I completely, wholly, 100% disagree with this. I turned out just fine and I was spanked or slapped as a kid when I did something wrong. I'm 22 now and I rarely even curse because the first time I did I got spanked, I am a straight A student my whole life, and don't participate in negative behaviors like drugs, smoking, or drinking to the point of beig drunk. I whole heartedly believe that I turned out well because I was brought up right, with punishment where it was needed and encouragement and praise where it was deserved.

I believe, based on what I see today, kids that are out there shooting cars, killing small animals, disobeying their parents, etc are a result of TV parents and lazy human parents. Far too many children are left to their own devices now, without proper parenting. I can't believe the amount of times I go to wal mart and see children screaming and shouting because they want something- and the parents give it to them!!! WTH? Positive reinforcement for a negative behavior breeds more negative behavior. Of course now if parents were to actually step up and slap their kids, some one would call the cops!! Heck, even children will call the police now if they get spanked! It's ridiculous. A good spanking when needed is not going to harm the child. Now I'm not talking belts and beating, but a spanking yes.

Sorry, this is one of those subjects that really irks me, and I have to question their sample base. The information can so easily be skewed.
 
Think it depends on the parent. I occasionally got a short smack, but my father completely lost it with my younger brother on a couple of occasions and beat him to the point where he had to be kept off school in order to avoid questions about the bruises.

So a short sharp smack might be effective, but if a parent has a defective "off" switch, it's just a warm-up. And you only find out about the defective off-switch once it's too late. And if the perpetrator won't acknowledge it or do anything to stop themselves, then there's a problem.
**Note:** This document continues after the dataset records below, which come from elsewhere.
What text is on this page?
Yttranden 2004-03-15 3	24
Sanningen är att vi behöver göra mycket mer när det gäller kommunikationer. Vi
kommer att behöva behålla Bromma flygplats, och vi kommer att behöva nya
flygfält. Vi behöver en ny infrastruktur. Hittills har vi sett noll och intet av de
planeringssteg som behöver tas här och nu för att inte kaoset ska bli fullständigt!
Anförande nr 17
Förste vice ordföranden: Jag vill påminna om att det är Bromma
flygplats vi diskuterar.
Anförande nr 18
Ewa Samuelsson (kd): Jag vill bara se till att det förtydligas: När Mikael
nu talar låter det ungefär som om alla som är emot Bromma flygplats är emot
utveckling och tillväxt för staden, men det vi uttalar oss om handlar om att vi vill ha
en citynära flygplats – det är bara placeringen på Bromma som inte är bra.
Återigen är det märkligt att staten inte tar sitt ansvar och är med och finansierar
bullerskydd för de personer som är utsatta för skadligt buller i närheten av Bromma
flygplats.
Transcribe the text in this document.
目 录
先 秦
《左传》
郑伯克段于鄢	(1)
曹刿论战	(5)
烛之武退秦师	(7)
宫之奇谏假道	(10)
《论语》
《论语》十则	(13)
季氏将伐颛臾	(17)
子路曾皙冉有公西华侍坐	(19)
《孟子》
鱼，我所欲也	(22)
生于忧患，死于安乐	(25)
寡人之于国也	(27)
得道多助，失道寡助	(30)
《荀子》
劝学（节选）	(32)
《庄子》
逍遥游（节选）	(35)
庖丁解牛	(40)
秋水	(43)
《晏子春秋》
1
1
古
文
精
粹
I have to say that in my case, what smacking achieved was making sure I could be naughty without getting smacked. It didn't stop me doing the wrong thing, it just made me more manipulative and conniving.
 
I completely agree with AliCat. I too was spanked as a kid, and can remember the 'wooden spoon' quite well. It taught me discipline. I was petrified as a kid of the wooden spoon and I NEVER spoke to my parents with disrespect.....ever. My parents didn't threaten me or yell at me, but if I was out of line, I got a smack with the wooden spoon. I was a wild child, but always incredibly respectful to my parents and all adults. Thank god my parents realized I needed to expel my energy, and I was given sports as my outlets. I was an athlete my entire life and I truly believe that's what kids need. They need to burn energy, they need the discipline from sports, the friendships from teammates, the encouragement from participation and the joy from accomplishment.
I'm 28, a University Student obtaining my Masters in Social Work and I have 3 incredible kids. I do NOT hit my kids, because it's illegal and also because I don't think I need to follow the same form of punishment that I had, just because that's what I know. I am fully capable of making my own choices and raising my kids how I feel is appropriate. To be honest, my kids don't need to be spanked. They are respectful, they listen, they learn. IF this was not the case, things may be different and maybe I would consider different forms of punishment.
I talk to my kids, I tell them the truth about consequences. I tell them I can only guide them in life, but ultimately it's up to them to develop into adults and who they are as a person.
It's up to them to succeed or not to succeed. I can give them guidance, assistance and motivation.....but the rest is up to them.
Raising children takes participation. Sounds obvious but too many parents are 'too busy' with life ( Not too busy to have kids, though) and find that electronics are perfectly appropriate babysitters. I see so many kids glued to TV, video games, phones, ipods, etc.
I tell my kids to be kids. If it's not downpouring, they are kicked outside to play and hang out with friends. They all participate in sports, and community events. They go to their grandparents to visit and help with whatever needs to be done. At 13, 12 and 8- my kids are popular at school, but I spend time with them. We have baking days, and instead of dropping them off at the pool with friends...I go to the pool with them. We go to the school and kick the ball around.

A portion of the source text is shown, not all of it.